The USD/JPY pair had a slightly positive session during the day on Wednesday, but it continues to tighten overall. After all, the highs are getting lower in the lows are getting higher. Why we don’t necessarily have an ascending or descending triangle, you could make a bit of an argument for something akin to a pseudo-symmetric triangle. In other words, pricing is getting tighter and tighter, meaning that we should have a break out in one direction or the other relatively soon.
Part of the problem with this pair is that the Federal Reserve threw a monkey wrench into the entire situation. After all, they didn’t raise interest rates which was the expected outcome of the last meeting. They also suggested that perhaps the global economy is slowing down, and that is one of the major reasons they didn’t move forward. With that, it will certainly influence on what happens in the commodity markets, and the general risk appetite of global markets overall.

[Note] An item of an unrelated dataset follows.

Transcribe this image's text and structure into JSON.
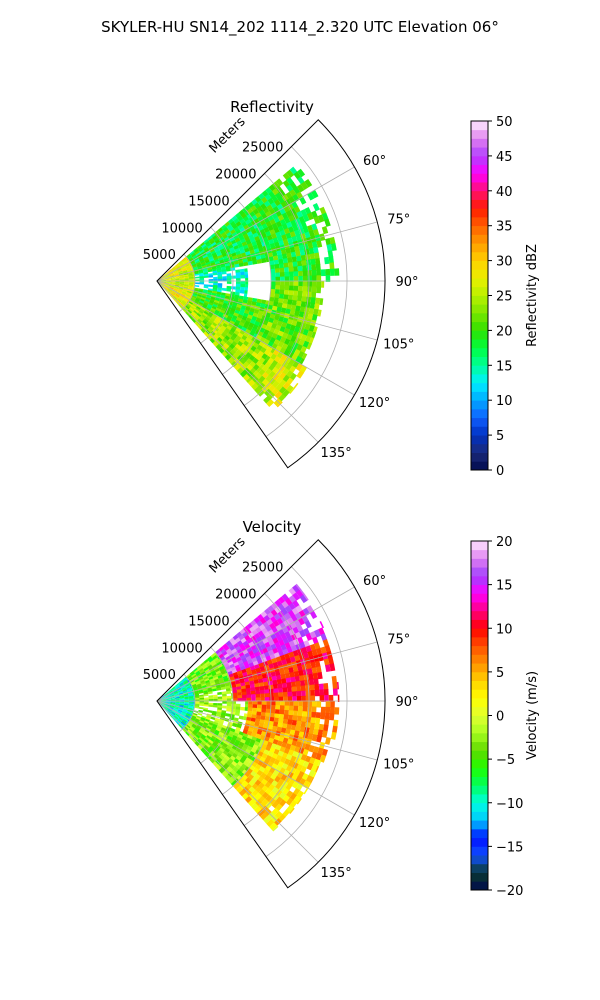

USD/JPY is very risk sensitive
This pair does tend to go higher if the overall risk appetite gets stronger. With that being the case, I think that it’s only a matter time before we break out to the upside because quite frankly we have known for a very long time that the global economy is shaky. In fact, this is been going on for roughly 7 years, and sooner or later you have to normalize. If we fall from here, I’m afraid that there is a massive amount of support near the 118.50 level, so it’s not really until we get below there that I can make an argument for selling. For buying on the other hand, I think the 122 level will be targeted, and then eventually we would breakout above there. Regardless, it’s become very obvious to me that the 120 level is essentially “fair value” in this market, so short-term traders will probably continue to push this market back and forth. On a break out above the top of the range for the last several sessions, I would go ahead and start buying, cognizant that breaking above 122 will probably take some time.